Joanna’nın Stepford’a taşındığı ilk bölümleri okurken, ben de onun gibi kasabanın “fazla düzgün” havasına karşı bir şeylerin ters gittiğini hissediyordum. Ama asıl rahatsızlık, kadınların o yapay mükemmelliklerinin altındaki boşlukla yüzleştiğimde geldi. Hepsi güzel, hepsi güler yüzlü, hepsi kusursuz… ama hepsi aynı. İnsanlığın yerini bir senaryoya göre çalışan programların aldığı o tuhaf hâl, okurken mideme küçük bir düğüm oturttu.
Beni en çok sarsan şeylerden biri, Joanna’nın arkadaşlarındaki dönüşümü izlemek oldu. Daha dün kendi hayalleriyle dolu, kahkahası bol kadınların bir anda mutfağa kapanmış, kendi benlikleri silinmiş bir hâle gelmesi… Bu, sadece kitapta yaşanan bir kurgu gibi gelmedi bana. Çevremde, yıllar içinde kendini, sınırlarını, hayallerini sessizce bırakan kadınları düşündüm. Bazen aile baskısıyla, bazen toplumun beklentisiyle, bazen de “iyi kadın” olmanın yüküyle kendi rengini kaybedenleri…
Kitap boyunca en çok sorduğum soru şuydu: “Bu kadınlar gerçekten makineleştiriliyor, evet; ama biz gerçek hayatta kimi zaman bunu kendi ellerimizle mi yapıyoruz?” Çünkü Levin’in anlattığı şey teknolojiyle yaratılmış bir distopya olsa da, alt metindeki eleştiri çok tanıdıktı. Bazı kalıpların ne kadar güçlü olduğunu, kadınlara biçilen rollerin hâlâ ne kadar baskın olduğunu görmek, okuduklarımı daha da ürkütücü kıldı.

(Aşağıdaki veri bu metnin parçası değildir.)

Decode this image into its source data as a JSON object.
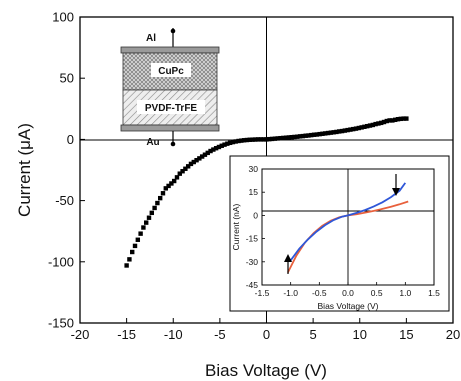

Stepford’daki erkeklerin “mükemmel eş” arzusu da ayrıca rahatsız ediciydi. Mükemmellik denen şeyin aslında ne kadar tek taraflı ve ne kadar bencil bir bakış açısıyla belirlendiğini düşündüm. Bir kadının tutkularını, emeğini, karakterini yok sayıp onu sadece hizmet eden, sorgulamayan biri hâline getirmek… Kitapta bu durum teknolojiyle açıklanıyor; ama gerçek hayatta bunun daha ince yöntemlerle yapılabileceğini görmek insanı ürpertiyor.
Belki de en çok bu yüzden kitap içimde kalıcı bir iz bıraktı: Çünkü Stepford sadece hayal ürünü bir kasaba değil. Hepimizin sosyal medyada maruz kaldığı “kusursuz ev, kusursuz kadın, kusursuz aile” imajlarının abartılı bir yansıması gibi. Bir kadının hem başarı göstermesi hem mükemmel görünmesi hem evini çekip çevirmesi hem de hep güler yüzlü olması beklentisi, bugün hâlâ üzerimize yüklenen görünmez bir program gibi.
Romanı kapattıktan sonra şöyle düşündüm: “Ben Stepford’a benzer ne kadar şey gördüm hayatımda? Ve en önemlisi, bu beklentilere karşı kendi benliğimi ne kadar koruyorum?”
Stepford Kadınları beni hem rahatsız eden hem de farkında olmadan üzerimize çöken kalıpları sorgulamaya iten bir kitap oldu. Belki de Levin’in asıl başarısı da burada: Okuyucuya sadece bir gerilim hikâyesi değil, aynı zamanda kendine dönüp bakabileceği bir ayna sunuyor.
Bu yüzden kitap bitti ama etkisi kolay kolay geçmedi. Hâlâ geçmiyor aslında.
Belki de böyle olması gerekiyor. Çünkü o tedirginlik, özgürlüğün ne kadar kıymetli olduğunu unutmamamızı sağlıyor.